Il nostro scrittore ne recupera l’identità: Otzi rende quel personaggio, dopo la morte dello stesso, l’io narrante, che racconta le vicende, insieme elementari e complicate, della sua vita, durata quarantasei anni. Siamo in un villaggio minimo, con le usanze di una realtà per noi, ovviamente, lontanissima nei dettagli della quotidianità, ma, comunque, ancora a noi ben vicina per emozioni, umori, aspettative, circolazione di sentimenti.
Il protagonista-narrante, il cui nome è Ots, vive con la madre Mael e il padre Urd, ma li perderà presto, in momenti diversi, e dal suo racconto, felicemente articolato nei dettagli grazie alla bravura del narratore Lotito, entriamo nelle necessità di procurarsi armi adatte alla caccia e in particolare l’importanza e l’abilità per la decisiva costruzione di un arco e per poter disporre delle necessarie frecce, in una realtà sempre a contatto con vari animali, mentre la piccola comunità struttura la propria vita in base a semplici regole e al controllo di un capovillaggio.
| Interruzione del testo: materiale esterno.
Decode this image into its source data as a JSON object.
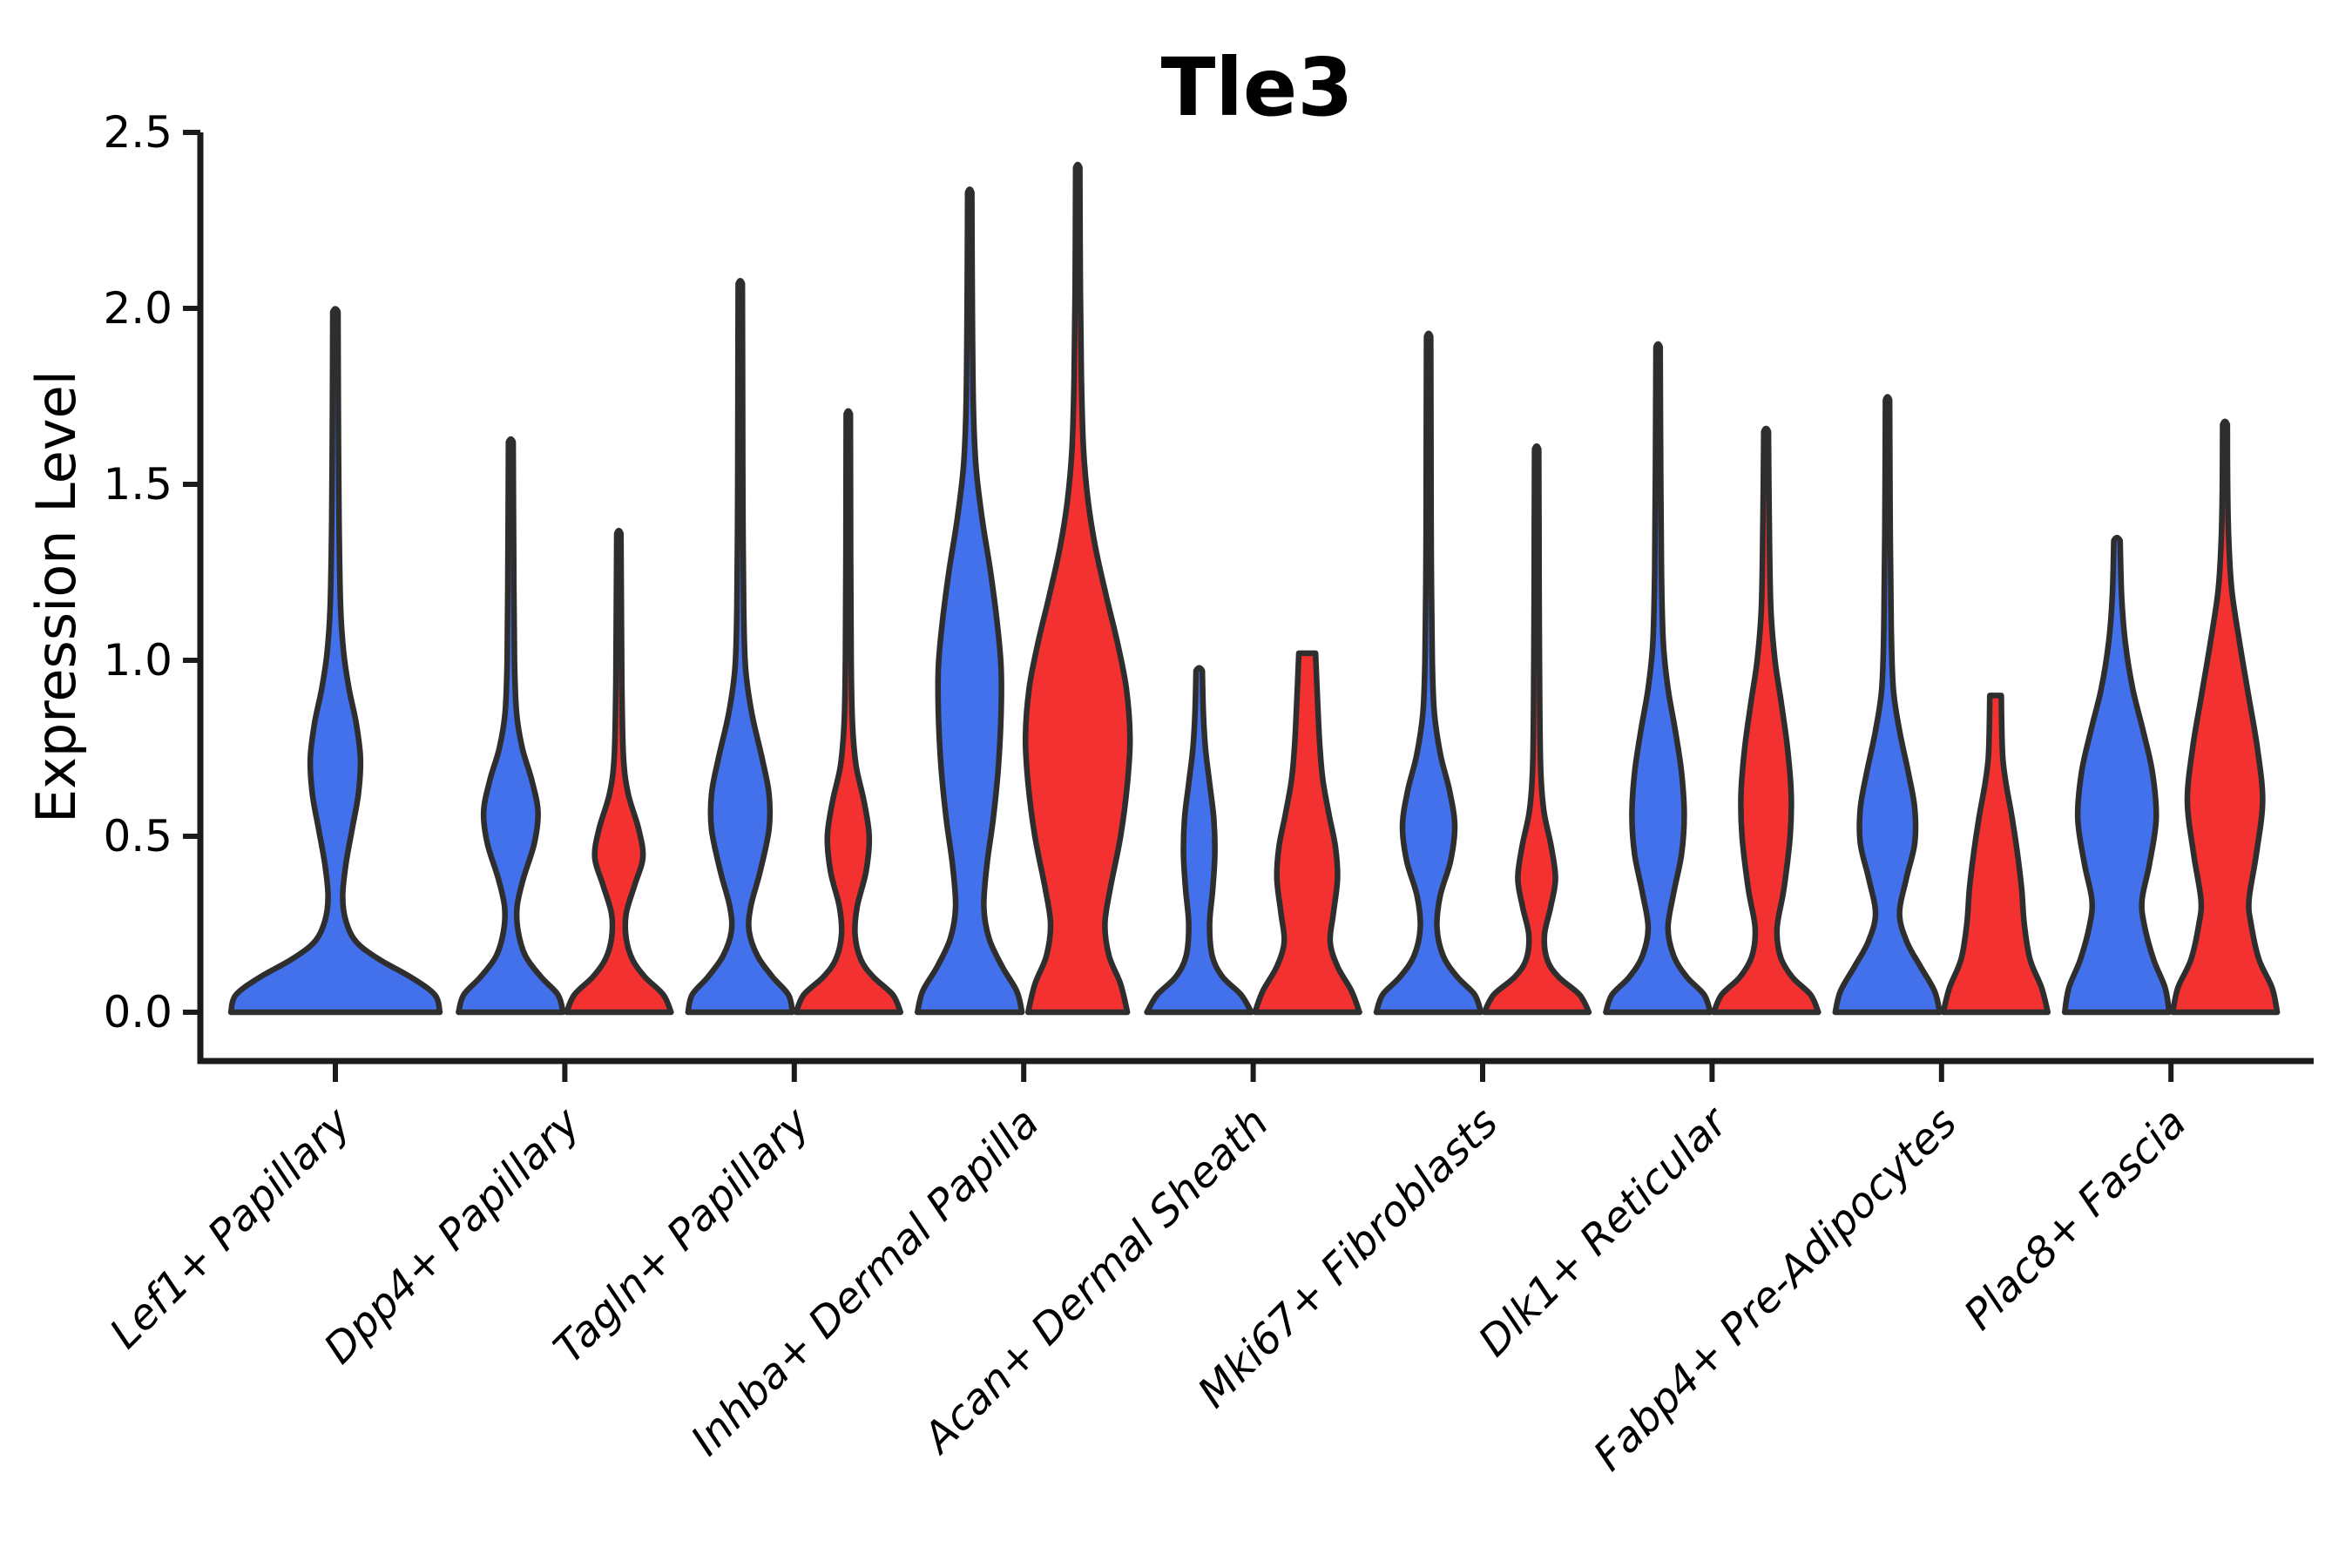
{
  "title": "Tle3",
  "ylabel": "Expression Level",
  "colors": {
    "blue": "#4370EB",
    "red": "#F43131",
    "outline": "#2E2E2E",
    "axis": "#1B1B1B",
    "text": "#000000",
    "background": "#FFFFFF"
  },
  "chart_data": {
    "type": "violin",
    "title": "Tle3",
    "xlabel": "",
    "ylabel": "Expression Level",
    "ylim": [
      -0.14,
      2.5
    ],
    "yticks": [
      0.0,
      0.5,
      1.0,
      1.5,
      2.0,
      2.5
    ],
    "ytick_labels": [
      "0.0",
      "0.5",
      "1.0",
      "1.5",
      "2.0",
      "2.5"
    ],
    "grid": false,
    "legend": "none",
    "categories": [
      "Lef1+ Papillary",
      "Dpp4+ Papillary",
      "Tagln+ Papillary",
      "Inhba+ Dermal Papilla",
      "Acan+ Dermal Sheath",
      "Mki67+ Fibroblasts",
      "Dlk1+ Reticular",
      "Fabp4+ Pre-Adipocytes",
      "Plac8+ Fascia"
    ],
    "series": [
      {
        "name": "blue",
        "color": "#4370EB"
      },
      {
        "name": "red",
        "color": "#F43131"
      }
    ],
    "violins": [
      {
        "category": "Lef1+ Papillary",
        "series": "blue",
        "placement": "center",
        "width_scale": 2,
        "max_expression": 1.99,
        "blunt_top": false,
        "profile": [
          [
            0,
            1.0
          ],
          [
            0.05,
            0.95
          ],
          [
            0.1,
            0.72
          ],
          [
            0.15,
            0.42
          ],
          [
            0.2,
            0.2
          ],
          [
            0.26,
            0.1
          ],
          [
            0.33,
            0.07
          ],
          [
            0.42,
            0.1
          ],
          [
            0.52,
            0.16
          ],
          [
            0.62,
            0.22
          ],
          [
            0.72,
            0.24
          ],
          [
            0.82,
            0.2
          ],
          [
            0.92,
            0.13
          ],
          [
            1.02,
            0.08
          ],
          [
            1.15,
            0.05
          ],
          [
            1.4,
            0.035
          ],
          [
            1.7,
            0.028
          ],
          [
            1.99,
            0.025
          ]
        ]
      },
      {
        "category": "Dpp4+ Papillary",
        "series": "blue",
        "placement": "left",
        "width_scale": 1,
        "max_expression": 1.62,
        "blunt_top": false,
        "profile": [
          [
            0,
            1.0
          ],
          [
            0.05,
            0.9
          ],
          [
            0.1,
            0.58
          ],
          [
            0.16,
            0.28
          ],
          [
            0.23,
            0.14
          ],
          [
            0.3,
            0.12
          ],
          [
            0.38,
            0.24
          ],
          [
            0.48,
            0.45
          ],
          [
            0.57,
            0.52
          ],
          [
            0.66,
            0.4
          ],
          [
            0.75,
            0.22
          ],
          [
            0.85,
            0.11
          ],
          [
            1.0,
            0.07
          ],
          [
            1.3,
            0.055
          ],
          [
            1.62,
            0.045
          ]
        ]
      },
      {
        "category": "Dpp4+ Papillary",
        "series": "red",
        "placement": "right",
        "width_scale": 1,
        "max_expression": 1.36,
        "blunt_top": false,
        "profile": [
          [
            0,
            1.0
          ],
          [
            0.05,
            0.85
          ],
          [
            0.1,
            0.5
          ],
          [
            0.15,
            0.26
          ],
          [
            0.21,
            0.14
          ],
          [
            0.28,
            0.14
          ],
          [
            0.36,
            0.3
          ],
          [
            0.44,
            0.46
          ],
          [
            0.52,
            0.38
          ],
          [
            0.62,
            0.18
          ],
          [
            0.72,
            0.09
          ],
          [
            0.9,
            0.06
          ],
          [
            1.1,
            0.05
          ],
          [
            1.36,
            0.04
          ]
        ]
      },
      {
        "category": "Tagln+ Papillary",
        "series": "blue",
        "placement": "left",
        "width_scale": 1,
        "max_expression": 2.07,
        "blunt_top": false,
        "profile": [
          [
            0,
            1.0
          ],
          [
            0.05,
            0.92
          ],
          [
            0.1,
            0.62
          ],
          [
            0.16,
            0.33
          ],
          [
            0.23,
            0.17
          ],
          [
            0.3,
            0.2
          ],
          [
            0.4,
            0.38
          ],
          [
            0.52,
            0.55
          ],
          [
            0.62,
            0.55
          ],
          [
            0.72,
            0.42
          ],
          [
            0.85,
            0.22
          ],
          [
            0.98,
            0.1
          ],
          [
            1.15,
            0.065
          ],
          [
            1.45,
            0.05
          ],
          [
            1.75,
            0.045
          ],
          [
            2.07,
            0.04
          ]
        ]
      },
      {
        "category": "Tagln+ Papillary",
        "series": "red",
        "placement": "right",
        "width_scale": 1,
        "max_expression": 1.7,
        "blunt_top": false,
        "profile": [
          [
            0,
            1.0
          ],
          [
            0.05,
            0.85
          ],
          [
            0.1,
            0.48
          ],
          [
            0.15,
            0.24
          ],
          [
            0.22,
            0.13
          ],
          [
            0.3,
            0.17
          ],
          [
            0.4,
            0.34
          ],
          [
            0.5,
            0.4
          ],
          [
            0.6,
            0.3
          ],
          [
            0.7,
            0.15
          ],
          [
            0.82,
            0.08
          ],
          [
            1.0,
            0.055
          ],
          [
            1.3,
            0.045
          ],
          [
            1.7,
            0.04
          ]
        ]
      },
      {
        "category": "Inhba+ Dermal Papilla",
        "series": "blue",
        "placement": "left",
        "width_scale": 1,
        "max_expression": 2.33,
        "blunt_top": false,
        "profile": [
          [
            0,
            1.0
          ],
          [
            0.06,
            0.9
          ],
          [
            0.13,
            0.62
          ],
          [
            0.21,
            0.37
          ],
          [
            0.3,
            0.27
          ],
          [
            0.42,
            0.33
          ],
          [
            0.55,
            0.45
          ],
          [
            0.7,
            0.55
          ],
          [
            0.85,
            0.6
          ],
          [
            0.98,
            0.6
          ],
          [
            1.1,
            0.53
          ],
          [
            1.25,
            0.4
          ],
          [
            1.4,
            0.24
          ],
          [
            1.55,
            0.12
          ],
          [
            1.72,
            0.07
          ],
          [
            2.0,
            0.05
          ],
          [
            2.33,
            0.04
          ]
        ]
      },
      {
        "category": "Inhba+ Dermal Papilla",
        "series": "red",
        "placement": "right",
        "width_scale": 1,
        "max_expression": 2.4,
        "blunt_top": false,
        "profile": [
          [
            0,
            0.95
          ],
          [
            0.08,
            0.82
          ],
          [
            0.16,
            0.6
          ],
          [
            0.25,
            0.52
          ],
          [
            0.35,
            0.62
          ],
          [
            0.5,
            0.82
          ],
          [
            0.65,
            0.95
          ],
          [
            0.78,
            1.0
          ],
          [
            0.92,
            0.93
          ],
          [
            1.05,
            0.76
          ],
          [
            1.18,
            0.55
          ],
          [
            1.32,
            0.34
          ],
          [
            1.45,
            0.2
          ],
          [
            1.6,
            0.11
          ],
          [
            1.8,
            0.07
          ],
          [
            2.05,
            0.05
          ],
          [
            2.4,
            0.04
          ]
        ]
      },
      {
        "category": "Acan+ Dermal Sheath",
        "series": "blue",
        "placement": "left",
        "width_scale": 1,
        "max_expression": 0.97,
        "blunt_top": false,
        "profile": [
          [
            0,
            1.0
          ],
          [
            0.05,
            0.8
          ],
          [
            0.1,
            0.45
          ],
          [
            0.16,
            0.25
          ],
          [
            0.25,
            0.2
          ],
          [
            0.35,
            0.26
          ],
          [
            0.45,
            0.3
          ],
          [
            0.55,
            0.28
          ],
          [
            0.65,
            0.2
          ],
          [
            0.75,
            0.12
          ],
          [
            0.85,
            0.08
          ],
          [
            0.97,
            0.06
          ]
        ]
      },
      {
        "category": "Acan+ Dermal Sheath",
        "series": "red",
        "placement": "right",
        "width_scale": 1,
        "max_expression": 1.02,
        "blunt_top": true,
        "profile": [
          [
            0,
            1.0
          ],
          [
            0.06,
            0.85
          ],
          [
            0.13,
            0.58
          ],
          [
            0.2,
            0.44
          ],
          [
            0.28,
            0.5
          ],
          [
            0.38,
            0.58
          ],
          [
            0.47,
            0.54
          ],
          [
            0.56,
            0.42
          ],
          [
            0.66,
            0.3
          ],
          [
            0.76,
            0.24
          ],
          [
            0.88,
            0.2
          ],
          [
            1.02,
            0.16
          ]
        ]
      },
      {
        "category": "Mki67+ Fibroblasts",
        "series": "blue",
        "placement": "left",
        "width_scale": 1,
        "max_expression": 1.92,
        "blunt_top": false,
        "profile": [
          [
            0,
            1.0
          ],
          [
            0.05,
            0.88
          ],
          [
            0.1,
            0.55
          ],
          [
            0.16,
            0.28
          ],
          [
            0.24,
            0.16
          ],
          [
            0.33,
            0.22
          ],
          [
            0.43,
            0.42
          ],
          [
            0.53,
            0.5
          ],
          [
            0.63,
            0.4
          ],
          [
            0.73,
            0.23
          ],
          [
            0.85,
            0.11
          ],
          [
            1.0,
            0.07
          ],
          [
            1.3,
            0.05
          ],
          [
            1.6,
            0.045
          ],
          [
            1.92,
            0.04
          ]
        ]
      },
      {
        "category": "Mki67+ Fibroblasts",
        "series": "red",
        "placement": "right",
        "width_scale": 1,
        "max_expression": 1.6,
        "blunt_top": false,
        "profile": [
          [
            0,
            1.0
          ],
          [
            0.05,
            0.82
          ],
          [
            0.1,
            0.42
          ],
          [
            0.15,
            0.2
          ],
          [
            0.22,
            0.15
          ],
          [
            0.3,
            0.27
          ],
          [
            0.38,
            0.36
          ],
          [
            0.47,
            0.28
          ],
          [
            0.57,
            0.14
          ],
          [
            0.68,
            0.08
          ],
          [
            0.85,
            0.06
          ],
          [
            1.1,
            0.05
          ],
          [
            1.35,
            0.045
          ],
          [
            1.6,
            0.04
          ]
        ]
      },
      {
        "category": "Dlk1+ Reticular",
        "series": "blue",
        "placement": "left",
        "width_scale": 1,
        "max_expression": 1.89,
        "blunt_top": false,
        "profile": [
          [
            0,
            1.0
          ],
          [
            0.05,
            0.88
          ],
          [
            0.1,
            0.55
          ],
          [
            0.16,
            0.3
          ],
          [
            0.24,
            0.19
          ],
          [
            0.34,
            0.3
          ],
          [
            0.45,
            0.45
          ],
          [
            0.56,
            0.5
          ],
          [
            0.68,
            0.45
          ],
          [
            0.8,
            0.33
          ],
          [
            0.92,
            0.19
          ],
          [
            1.05,
            0.1
          ],
          [
            1.25,
            0.065
          ],
          [
            1.55,
            0.05
          ],
          [
            1.89,
            0.04
          ]
        ]
      },
      {
        "category": "Dlk1+ Reticular",
        "series": "red",
        "placement": "right",
        "width_scale": 1,
        "max_expression": 1.65,
        "blunt_top": false,
        "profile": [
          [
            0,
            1.0
          ],
          [
            0.05,
            0.85
          ],
          [
            0.1,
            0.5
          ],
          [
            0.16,
            0.27
          ],
          [
            0.24,
            0.21
          ],
          [
            0.35,
            0.34
          ],
          [
            0.5,
            0.46
          ],
          [
            0.62,
            0.48
          ],
          [
            0.75,
            0.41
          ],
          [
            0.88,
            0.29
          ],
          [
            1.0,
            0.17
          ],
          [
            1.15,
            0.09
          ],
          [
            1.4,
            0.06
          ],
          [
            1.65,
            0.045
          ]
        ]
      },
      {
        "category": "Fabp4+ Pre-Adipocytes",
        "series": "blue",
        "placement": "left",
        "width_scale": 1,
        "max_expression": 1.74,
        "blunt_top": false,
        "profile": [
          [
            0,
            1.0
          ],
          [
            0.06,
            0.9
          ],
          [
            0.13,
            0.63
          ],
          [
            0.2,
            0.37
          ],
          [
            0.28,
            0.23
          ],
          [
            0.38,
            0.36
          ],
          [
            0.48,
            0.52
          ],
          [
            0.58,
            0.52
          ],
          [
            0.68,
            0.4
          ],
          [
            0.8,
            0.23
          ],
          [
            0.92,
            0.11
          ],
          [
            1.1,
            0.07
          ],
          [
            1.4,
            0.05
          ],
          [
            1.74,
            0.04
          ]
        ]
      },
      {
        "category": "Fabp4+ Pre-Adipocytes",
        "series": "red",
        "placement": "right",
        "width_scale": 1,
        "max_expression": 0.9,
        "blunt_top": true,
        "profile": [
          [
            0,
            1.0
          ],
          [
            0.07,
            0.88
          ],
          [
            0.15,
            0.66
          ],
          [
            0.25,
            0.55
          ],
          [
            0.35,
            0.5
          ],
          [
            0.45,
            0.42
          ],
          [
            0.55,
            0.32
          ],
          [
            0.65,
            0.2
          ],
          [
            0.72,
            0.14
          ],
          [
            0.8,
            0.12
          ],
          [
            0.9,
            0.11
          ]
        ]
      },
      {
        "category": "Plac8+ Fascia",
        "series": "blue",
        "placement": "left",
        "width_scale": 1,
        "max_expression": 1.34,
        "blunt_top": false,
        "profile": [
          [
            0,
            1.0
          ],
          [
            0.07,
            0.92
          ],
          [
            0.15,
            0.7
          ],
          [
            0.25,
            0.52
          ],
          [
            0.32,
            0.48
          ],
          [
            0.42,
            0.62
          ],
          [
            0.55,
            0.75
          ],
          [
            0.68,
            0.68
          ],
          [
            0.8,
            0.5
          ],
          [
            0.92,
            0.3
          ],
          [
            1.05,
            0.16
          ],
          [
            1.18,
            0.09
          ],
          [
            1.34,
            0.06
          ]
        ]
      },
      {
        "category": "Plac8+ Fascia",
        "series": "red",
        "placement": "right",
        "width_scale": 1,
        "max_expression": 1.67,
        "blunt_top": false,
        "profile": [
          [
            0,
            1.0
          ],
          [
            0.07,
            0.9
          ],
          [
            0.15,
            0.65
          ],
          [
            0.25,
            0.5
          ],
          [
            0.32,
            0.46
          ],
          [
            0.45,
            0.6
          ],
          [
            0.6,
            0.72
          ],
          [
            0.75,
            0.62
          ],
          [
            0.9,
            0.45
          ],
          [
            1.05,
            0.28
          ],
          [
            1.2,
            0.13
          ],
          [
            1.35,
            0.07
          ],
          [
            1.5,
            0.05
          ],
          [
            1.67,
            0.045
          ]
        ]
      }
    ]
  }
}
A un certo punto compare la minacciosa presenza di un popolo estraneo, ma territorialmente vicino, ed è gente assai ruvidamente selvatica.
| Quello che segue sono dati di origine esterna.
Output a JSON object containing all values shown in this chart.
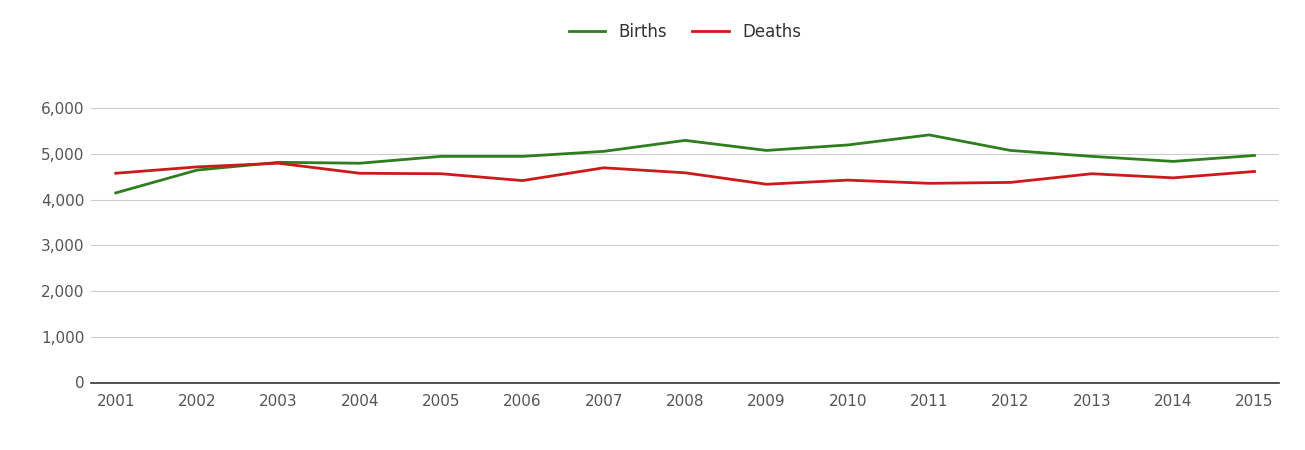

Amore e morte fanno ovviamente la loro sostanziale parte, con la presenza mobile e rilevante di un personaggio femminile, che entrerà in modo piuttosto complicato nella vita del nostro Ots. E questo non senza equivoci e normali, umanissime gelosie. Rilevante è l’ambiente, nei suoi boschi, nei suoi monti e nel suo freddo fino al gelo. Lotito ha il merito di farci entrare in una vicenda tanto lontana dalla nostra esperienza, dalla realtà riconoscibile in cui viviamo o in cui si era comunque vissuti in epoche non così remote, di cui possiamo avere nozione, testimonianze.
E lo fa con impeccabile naturalezza, tanto che il lettore non avverte quasi mai la propria distanza da quel mondo e da quei personaggi. Ots pensa, spiega i suoi pensieri, e parla: troviamo infatti molti efficaci dialoghi, descrizioni accurate di situazioni e intenzioni, come se l’autore avesse di fronte a sé la scena. A volte come in un film d’autore, altre volte come in un sogno, peraltro molto consequenziale, vivace e realistico. Ed è utile, in qualche modo il confronto involontariamente indotto tra una realtà, la nostra nel nostro tempo, tanto segnata dall’artificio e dalla spettacolarizzazione, e una umanissima elementarità nel rapporto diretto e non più mediato del soggetto (e dei suoi vicini d’ambiente e abitudini) con il reale dell’esperienza nelle sue varie (e spesso immutabili) manifestazioni: nel bene e nel male dell’esistere.